Varied skill levels are noted here. This is less than one percent of the population. Individuals require staff supervision 16 hours a day during waking hours to assure this individual's safety or the safety of others due to the individual's life-threatening behavior. Due to the threatening nature of this behavior, most individuals in this LON category live in shift pattern residential homes. Significant documentation supporting this LON assignment must be submitted by the provider in order to be approved. DADS PE staff must review all initial LON 9 requests.

  • PERVASIVE (LON 6)
    (ICAP SERVICE LEVEL 1 AND SCORE OF 19 OR BELOW)

This individual may have limited self-help skills or some independent basic self-help skills, but may demonstrate challenging behavior as well. Usually an individual in this category will have a behavioral program or intervention strategies in place regardless of the absence of self-help skills. (The author of the ICAP, Brad Hill, used this analogy: a newborn infant requires extensive care throughout the day but a child in his/her "terrible twos" requires a more intense level of supervision to assure this child's safety due to his ambulation and adventuresome behavior.) Individuals in this LON may even require 1:1 supervision or care, though not 16 hours a day for safety reasons. Other individuals with more skills may bump from the extensive category to this category due to behavioral intervention. All living environments are noted with this LON.

  • EXTENSIVE (LON 8)
    (ICAP SERVICE LEVEL OF 2 OR 3 AND SCORE OF 20 TO 39)

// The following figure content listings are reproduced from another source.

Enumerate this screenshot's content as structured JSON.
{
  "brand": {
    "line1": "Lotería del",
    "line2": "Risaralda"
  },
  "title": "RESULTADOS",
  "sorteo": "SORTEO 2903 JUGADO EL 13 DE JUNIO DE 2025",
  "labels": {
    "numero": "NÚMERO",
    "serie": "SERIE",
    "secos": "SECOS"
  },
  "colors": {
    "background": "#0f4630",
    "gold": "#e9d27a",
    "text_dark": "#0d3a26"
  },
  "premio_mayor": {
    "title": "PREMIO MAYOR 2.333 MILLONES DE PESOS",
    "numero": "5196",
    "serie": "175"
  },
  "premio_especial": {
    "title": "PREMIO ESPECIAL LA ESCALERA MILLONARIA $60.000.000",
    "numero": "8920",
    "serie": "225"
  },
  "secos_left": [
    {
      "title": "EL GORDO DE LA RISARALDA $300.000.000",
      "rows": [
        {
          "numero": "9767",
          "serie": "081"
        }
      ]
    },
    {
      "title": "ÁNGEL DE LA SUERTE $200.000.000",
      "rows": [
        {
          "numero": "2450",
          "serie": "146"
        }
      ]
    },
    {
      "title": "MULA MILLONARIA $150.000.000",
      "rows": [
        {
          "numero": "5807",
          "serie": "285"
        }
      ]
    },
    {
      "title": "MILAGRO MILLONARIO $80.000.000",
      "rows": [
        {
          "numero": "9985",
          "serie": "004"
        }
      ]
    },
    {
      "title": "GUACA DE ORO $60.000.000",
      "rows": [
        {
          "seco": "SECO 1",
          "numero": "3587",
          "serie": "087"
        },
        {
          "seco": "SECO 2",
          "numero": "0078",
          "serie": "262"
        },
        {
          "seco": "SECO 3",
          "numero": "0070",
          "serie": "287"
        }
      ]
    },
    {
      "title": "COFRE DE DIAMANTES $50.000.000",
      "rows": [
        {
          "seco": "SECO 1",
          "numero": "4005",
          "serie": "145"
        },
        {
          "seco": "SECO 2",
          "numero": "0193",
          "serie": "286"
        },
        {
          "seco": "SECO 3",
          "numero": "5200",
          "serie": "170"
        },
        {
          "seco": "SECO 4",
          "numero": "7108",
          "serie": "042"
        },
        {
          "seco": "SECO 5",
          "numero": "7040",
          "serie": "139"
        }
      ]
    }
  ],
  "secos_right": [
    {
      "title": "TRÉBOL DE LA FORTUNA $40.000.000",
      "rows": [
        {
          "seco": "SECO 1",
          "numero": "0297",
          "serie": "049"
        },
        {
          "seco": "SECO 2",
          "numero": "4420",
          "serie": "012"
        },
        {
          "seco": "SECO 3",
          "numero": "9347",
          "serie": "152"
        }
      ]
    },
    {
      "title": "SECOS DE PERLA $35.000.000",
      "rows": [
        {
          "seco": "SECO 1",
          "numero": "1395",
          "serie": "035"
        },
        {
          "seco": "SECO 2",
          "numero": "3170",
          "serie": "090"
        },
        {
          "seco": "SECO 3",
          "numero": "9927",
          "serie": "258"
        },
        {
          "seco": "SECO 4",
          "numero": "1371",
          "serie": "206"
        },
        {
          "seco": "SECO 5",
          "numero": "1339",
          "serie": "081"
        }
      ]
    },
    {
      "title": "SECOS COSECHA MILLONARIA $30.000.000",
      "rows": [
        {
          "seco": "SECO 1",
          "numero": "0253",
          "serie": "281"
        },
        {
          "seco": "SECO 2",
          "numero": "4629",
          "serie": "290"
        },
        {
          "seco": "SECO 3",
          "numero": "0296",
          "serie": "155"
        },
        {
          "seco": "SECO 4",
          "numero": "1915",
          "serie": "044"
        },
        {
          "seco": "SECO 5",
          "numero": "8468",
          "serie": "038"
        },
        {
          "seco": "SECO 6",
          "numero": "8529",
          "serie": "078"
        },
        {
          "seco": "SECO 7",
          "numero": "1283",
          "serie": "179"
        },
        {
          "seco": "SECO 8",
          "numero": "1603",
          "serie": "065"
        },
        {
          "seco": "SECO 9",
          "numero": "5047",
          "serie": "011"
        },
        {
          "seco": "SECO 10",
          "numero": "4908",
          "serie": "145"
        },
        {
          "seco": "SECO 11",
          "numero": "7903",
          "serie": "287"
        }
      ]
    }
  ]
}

This individual has skills ranging from no self-help skills (due to physical limitations) to demonstrating some basic self-help skills. Staff intervention includes personal care assistance utilizing hands-on techniques. Other individuals with more skills may bump from the limited category to this category due to behavioral intervention (all programs) or medical issues (intermediate care facility for persons with intellectual disability (ICF/ID) only). This individual typically lives in all possible living arrangements.

  • LIMITED (LON 5)
    (ICAP SERVICE LEVEL 4, 5, 6 AND SCORE OF 40 TO 69)

This is probably the largest number of individuals served who have the most varied skill levels within the same level of need. This individual has skills ranging from fairly independent to some personal care reminders/guidance required. Behavior intervention may be required or hands-on personal care assistance. Individuals may have psychiatric disorders but are fairly controlled with medications. Staff intervention varies from reminders to 24-hour guidance and support. This individual may possibly be living in an apartment with support, with natural or foster care families or in a shift pattern residence setting.

  • INTERMITTENT (LON 1)
    (ICAP SERVICE LEVEL 7, 8, 9 AND SCORE OF 70 AND ABOVE)

This individual does not need 24-hour care and demonstrates very independent living skills, with no significant maladaptive behavior noted. Staff intervention is typically reminders with some guidance required. This individual may live in an apartment with support, at home with family, in a foster/companion residence or receive Supervised Living in a group home. They generally do not require the level of supervision or assistance provided in Residential Support.